A Coquille photographeractually saved a whole box of rejected Santa negatives from the 1950s and 1960s. And now the best (and worst) of the bunch are hanging on the wall of Portland's Newspace Center for Photography in an exhibit called “Santa photos not picked up.”
Oregon Historical Society archivist Matthew Cowan assembled the show with Newspace curator Yaelle Amir. Cowan found them mixed in with 20-some boxes of photos donated by the photographer.
“In one box there was another box, kind of like a shoebox, and on top of that was scrawled, in black marker, ‘Santa pictures not picked up,'” Cowan said.

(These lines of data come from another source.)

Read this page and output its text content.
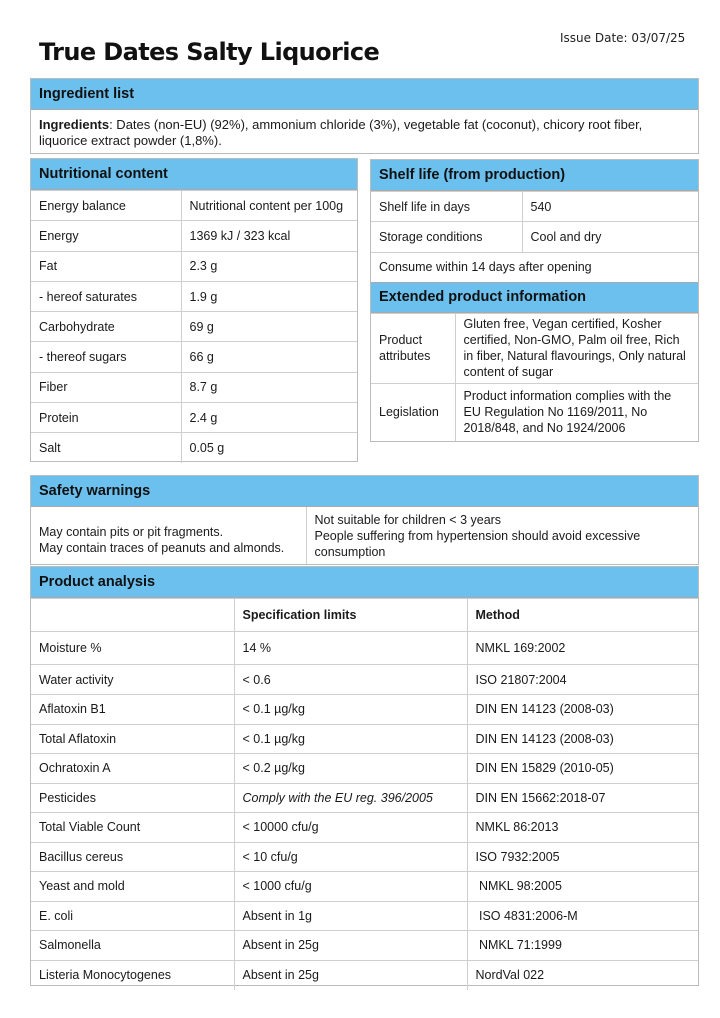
Issue Date: 03/07/25
True Dates Salty Liquorice
Ingredient list
Ingredients: Dates (non-EU) (92%), ammonium chloride (3%), vegetable fat (coconut), chicory root fiber, liquorice extract powder (1,8%).
Nutritional content
Energy balance	Nutritional content per 100g
Energy	1369 kJ / 323 kcal
Fat	2.3 g
- hereof saturates	1.9 g
Carbohydrate	69 g
- thereof sugars	66 g
Fiber	8.7 g
Protein	2.4 g
Salt	0.05 g
Shelf life (from production)
Shelf life in days	540
Storage conditions	Cool and dry
Consume within 14 days after opening
Extended product information
Product
attributes	Gluten free, Vegan certified, Kosher certified, Non-GMO, Palm oil free, Rich in fiber, Natural flavourings, Only natural content of sugar
Legislation	Product information complies with the EU Regulation No 1169/2011, No 2018/848, and No 1924/2006
Safety warnings
May contain pits or pit fragments.
May contain traces of peanuts and almonds.	Not suitable for children < 3 years
People suffering from hypertension should avoid excessive consumption
Product analysis
	Specification limits	Method
Moisture %	14 %	NMKL 169:2002
Water activity	< 0.6	ISO 21807:2004
Aflatoxin B1	< 0.1 µg/kg	DIN EN 14123 (2008-03)
Total Aflatoxin	< 0.1 µg/kg	DIN EN 14123 (2008-03)
Ochratoxin A	< 0.2 µg/kg	DIN EN 15829 (2010-05)
Pesticides	Comply with the EU reg. 396/2005	DIN EN 15662:2018-07
Total Viable Count	< 10000 cfu/g	NMKL 86:2013
Bacillus cereus	< 10 cfu/g	ISO 7932:2005
Yeast and mold	< 1000 cfu/g	NMKL 98:2005
E. coli	Absent in 1g	ISO 4831:2006-M
Salmonella	Absent in 25g	NMKL 71:1999
Listeria Monocytogenes	Absent in 25g	NordVal 022
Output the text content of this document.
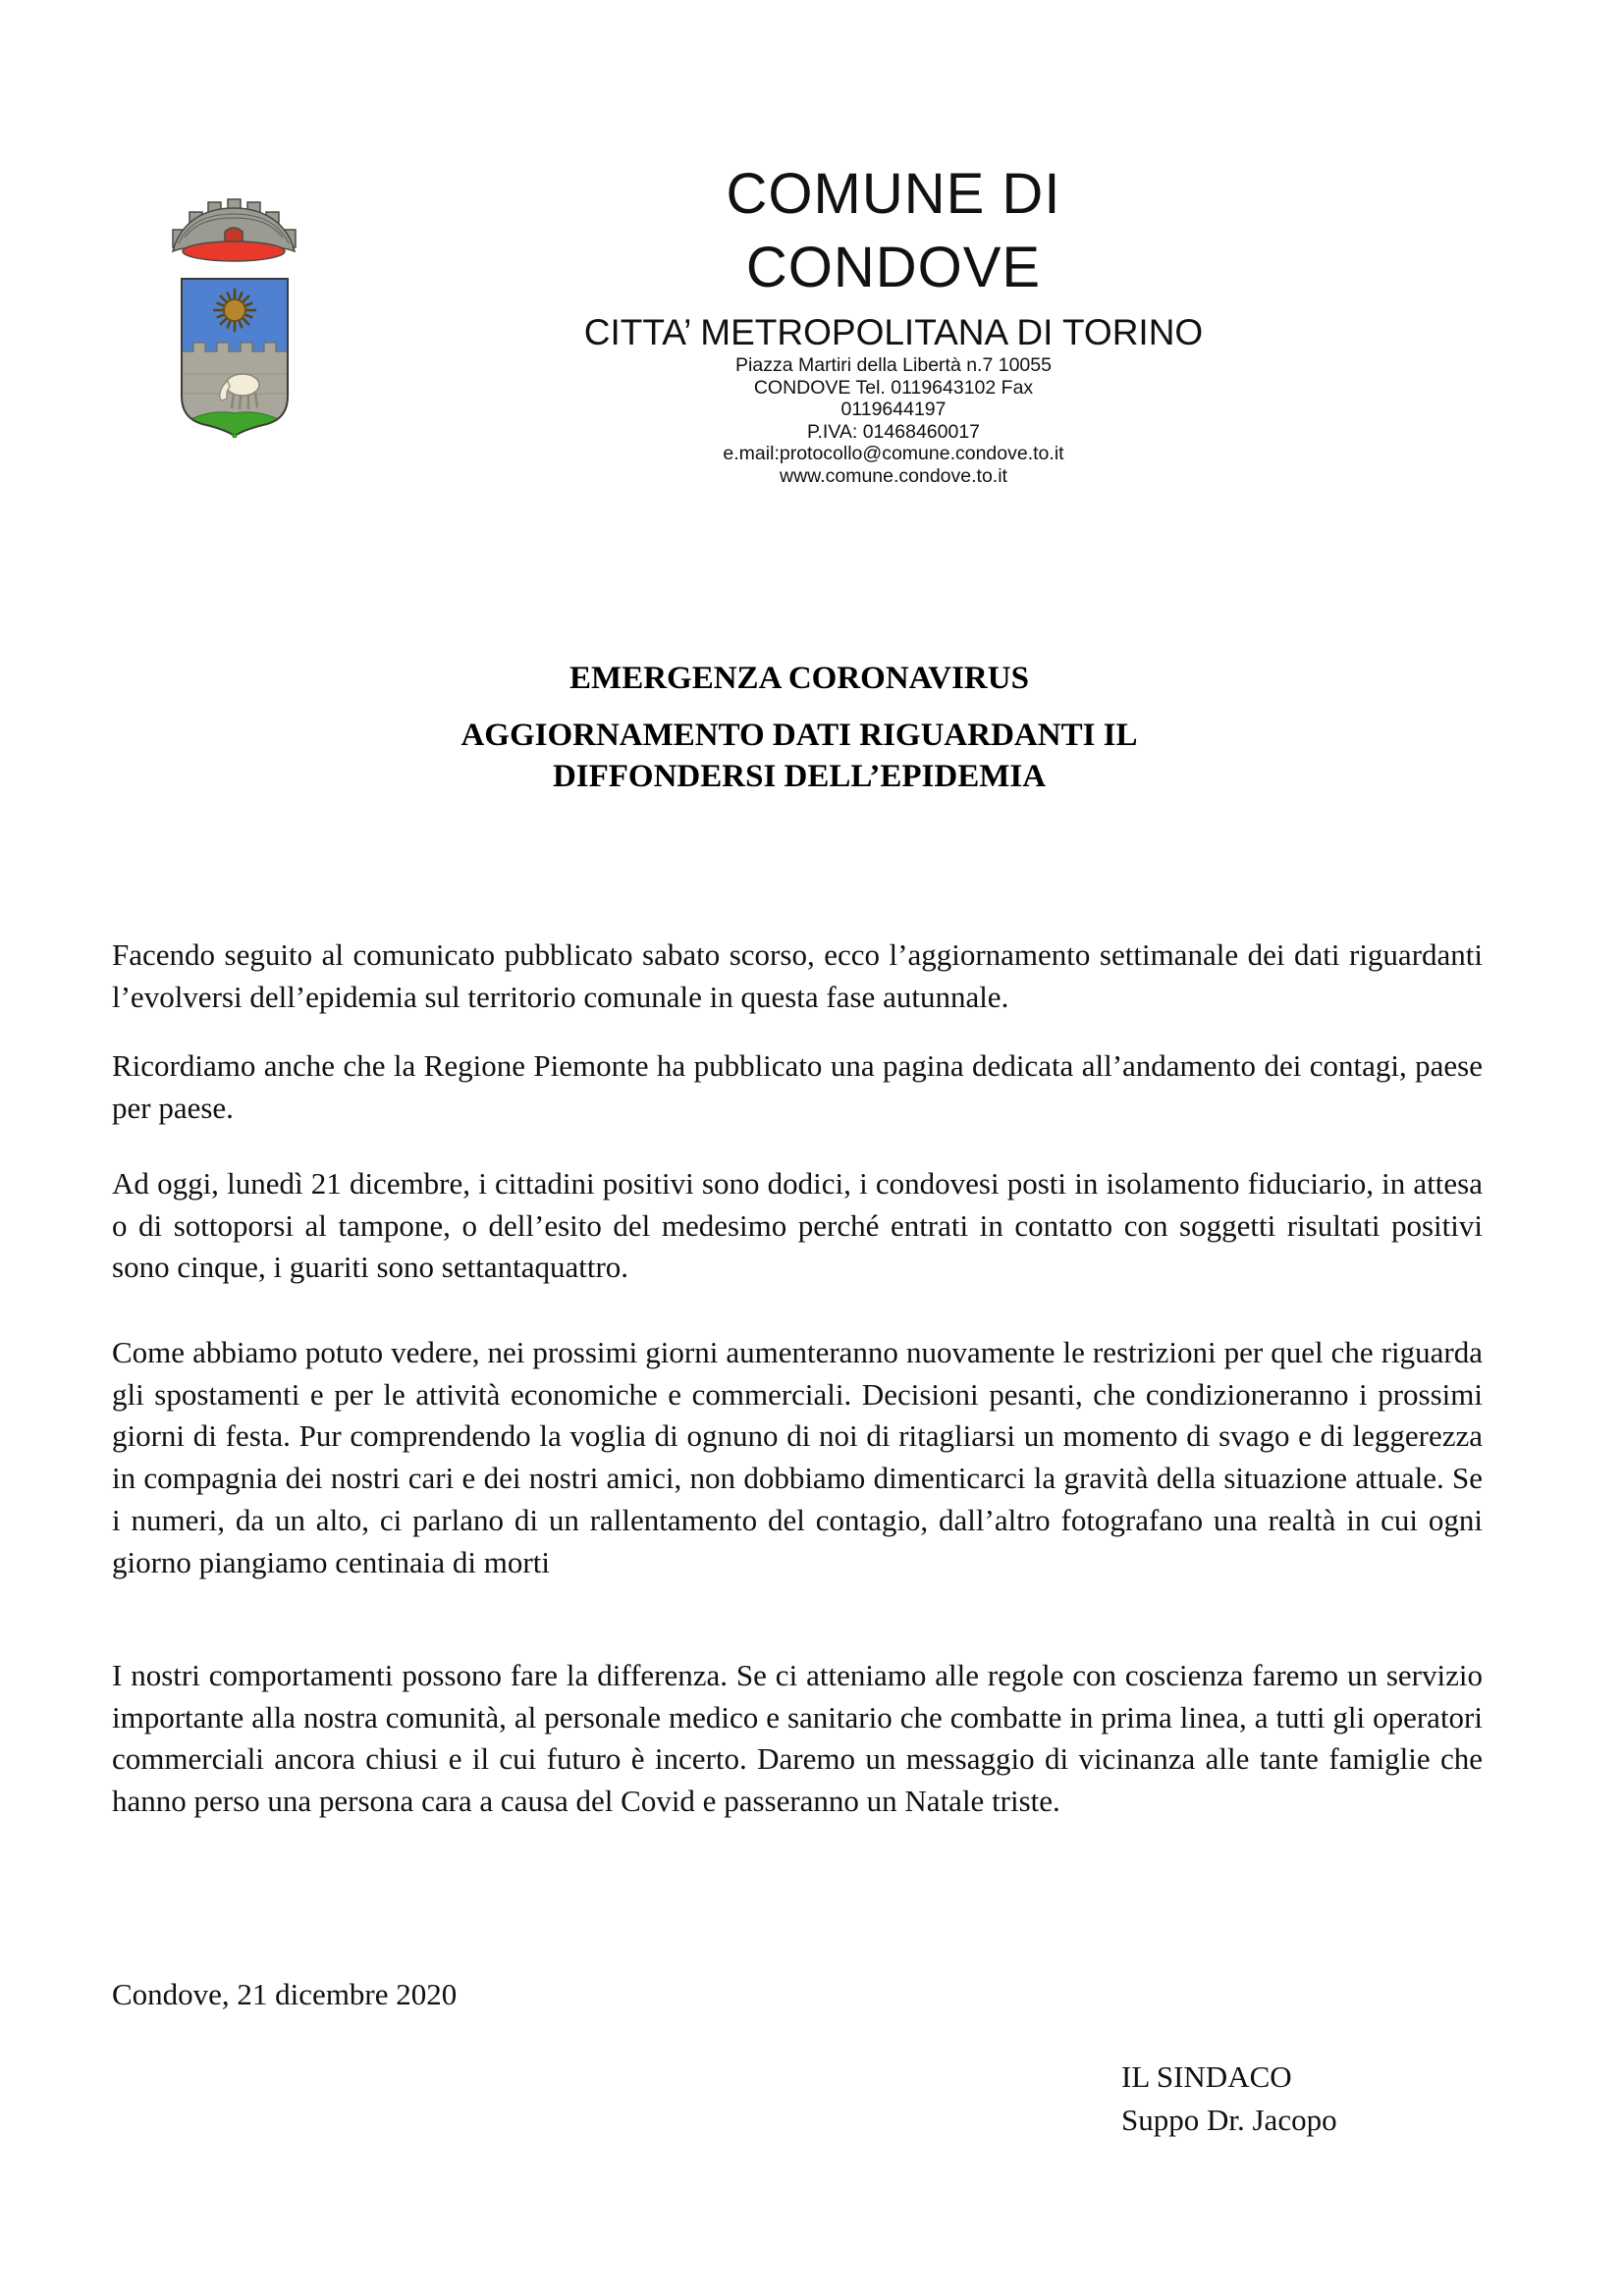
COMUNE DI
CONDOVE
CITTA’ METROPOLITANA DI TORINO
Piazza Martiri della Libertà n.7 10055
CONDOVE Tel. 0119643102 Fax
0119644197
P.IVA: 01468460017
e.mail:protocollo@comune.condove.to.it
www.comune.condove.to.it
EMERGENZA CORONAVIRUS
AGGIORNAMENTO DATI RIGUARDANTI IL
DIFFONDERSI DELL’EPIDEMIA

Facendo seguito al comunicato pubblicato sabato scorso, ecco l’aggiornamento settimanale dei dati riguardanti l’evolversi dell’epidemia sul territorio comunale in questa fase autunnale.

Ricordiamo anche che la Regione Piemonte ha pubblicato una pagina dedicata all’andamento dei contagi, paese per paese.

Ad oggi, lunedì 21 dicembre, i cittadini positivi sono dodici, i condovesi posti in isolamento fiduciario, in attesa o di sottoporsi al tampone, o dell’esito del medesimo perché entrati in contatto con soggetti risultati positivi sono cinque, i guariti sono settantaquattro.

Come abbiamo potuto vedere, nei prossimi giorni aumenteranno nuovamente le restrizioni per quel che riguarda gli spostamenti e per le attività economiche e commerciali. Decisioni pesanti, che condizioneranno i prossimi giorni di festa. Pur comprendendo la voglia di ognuno di noi di ritagliarsi un momento di svago e di leggerezza in compagnia dei nostri cari e dei nostri amici, non dobbiamo dimenticarci la gravità della situazione attuale. Se i numeri, da un alto, ci parlano di un rallentamento del contagio, dall’altro fotografano una realtà in cui ogni giorno piangiamo centinaia di morti

I nostri comportamenti possono fare la differenza. Se ci atteniamo alle regole con coscienza faremo un servizio importante alla nostra comunità, al personale medico e sanitario che combatte in prima linea, a tutti gli operatori commerciali ancora chiusi e il cui futuro è incerto. Daremo un messaggio di vicinanza alle tante famiglie che hanno perso una persona cara a causa del Covid e passeranno un Natale triste.

Condove, 21 dicembre 2020
IL SINDACO
Suppo Dr. Jacopo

Inside were hundreds of negatives of Kennedy-era Christmas awkwardness. "The kids are crying, they’re kind of out of frame; somebody has their hand in the picture; Santa looks like he wants to kill himself. All these sorts of things come up," Cowan said. "A few of the photos would seem to be of older gentlemen who are possibly intoxicated. One in particular is smoking a cigarette, and he is just fully taking up Santa’s lap. And then you get into other ones where there’s a young woman of about 20 or 30, and Santa looks a lot happier in those photos.”
The curators didn’t just gravitate toward camp. They also picked photos that show raw emotion. “We chose a lot of photographs that are more conventional, traditional, and they show that intimate moment," Amir said. "You see him engaging on a one-on-one conversation with kids on the same eye level. It’s an equalizer that I find very charming.”
Newspace enlisted St. Nick’s help to open the exhibit of Santa photos at a Christmas party, and yes, attendees could sit with the man in the suit on an authentic vintage department-store Santa throne. Amir, who is Jewish, took full advantage of her opportunity. “It was like nothing in the world was around me other than this man sitting next to me and asking what I want,” she reported.
Not coincidentally, her favorite photo in the exhibit depicts a roly-poly child basking in Santa’s attention. “It’s a girl, maybe 5 or 6, she’s very pristinely dressed with knee-high socks and Mary Jane shoes, splayed on Santa’s lap, clearly having a ball, and he’s listening to what she has to say. Big smile on her face.”
Different people see different things in these discarded old photos. Cowan thinks part of the appeal is the medium, not just the content. “The idea of analog and the idea of negatives and working with your hands really appeals to a lot of people, especially younger people, I find. These were printed, these were physically in a box, there’s physically a negative that still exists at OHS.”
Amir, for her part, simply enjoyed programming a lighter piece for the holidays. “People want to feel kid-like in a way and loosen up a little,” she said, “and it’s been especially heavy in the last few weeks, and I think that this is kind of a release for a lot of people. It definitely was for me.”